Per i cinefili c’è un periodo dell’anno veramente importante, e non sto parlando di Cannes ma di Halloween. E’ un periodo di grandi attese che termina con qualche gioia e inevitabilmente tanti dolori, Questo almeno a partire da esattamente 40 anni fa quando un quasi sconosciuto Carpenter (benché avesse già girato un capolavoro come Precinct 13) ha prodotto con niente (300.000 dollari) e in 20 giorni il capostipite Halloween.
Non faremo come una nostra illustre collega che recensisce il film parlando solo di quello di Carpenter. Non ci sottraiamo mai alla necessità della cronaca, per quanto siano a volte tristi doveri. Certo che la tentazione è forte.
Il seguito di Halloween 1978 ricalca, infatti, per lo più fedelmente che più fedelmente non si può la storia originale. Non la raccontiamo, è un classico ormai della cultura popolare.

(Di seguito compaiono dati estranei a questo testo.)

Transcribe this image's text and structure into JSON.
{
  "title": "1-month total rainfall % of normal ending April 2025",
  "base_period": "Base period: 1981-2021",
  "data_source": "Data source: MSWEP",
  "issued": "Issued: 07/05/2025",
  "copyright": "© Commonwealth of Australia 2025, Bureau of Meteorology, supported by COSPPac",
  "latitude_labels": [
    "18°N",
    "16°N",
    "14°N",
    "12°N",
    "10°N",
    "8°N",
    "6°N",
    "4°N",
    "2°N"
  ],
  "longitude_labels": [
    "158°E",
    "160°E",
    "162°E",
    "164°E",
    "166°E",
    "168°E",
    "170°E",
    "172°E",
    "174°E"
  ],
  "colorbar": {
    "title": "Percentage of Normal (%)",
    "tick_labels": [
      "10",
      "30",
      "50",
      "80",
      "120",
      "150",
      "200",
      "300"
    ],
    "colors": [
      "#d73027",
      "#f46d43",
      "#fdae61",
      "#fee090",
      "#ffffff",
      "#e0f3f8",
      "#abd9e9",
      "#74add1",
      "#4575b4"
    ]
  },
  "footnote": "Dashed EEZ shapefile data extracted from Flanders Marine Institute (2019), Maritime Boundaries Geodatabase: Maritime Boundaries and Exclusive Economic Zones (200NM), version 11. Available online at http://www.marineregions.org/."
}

Fatto sta che i tempi passano, che le opere perfette non possono facilmente essere affrontate con successo e che forse i remake che sono stati fatti in questi anni, per quanto modesti, almeno avevano la giocosa irrequietezza di chi non si pone grandi obiettivi e può essere consumato senza tante riflessioni. Questo invece ha Jamie Lee Curtis nel seguito del ruolo che l’ha resa famosa all’epoca. Dobbiamo necessariamente considerarlo roba seria.
La nostra è infatti molto brava ed anche coraggiosa a mostrare i segni del tempo nel suo corpo invecchiato, così come il film mostra abbondantemente la mancanza di freschezza che l’epoca ed un tale impegno comporta, soprattutto quando non si hanno vere idee e si trema di fronte all’immensità del compito che si è incautamente affrontato.
Il film è più una riflessione sull’autunno del tempo che passa e lascia i suoi segni, con qualche ironico siparietto dove si fa la parodia del politicamente corretto, forse tutto sommato le parti più gradite.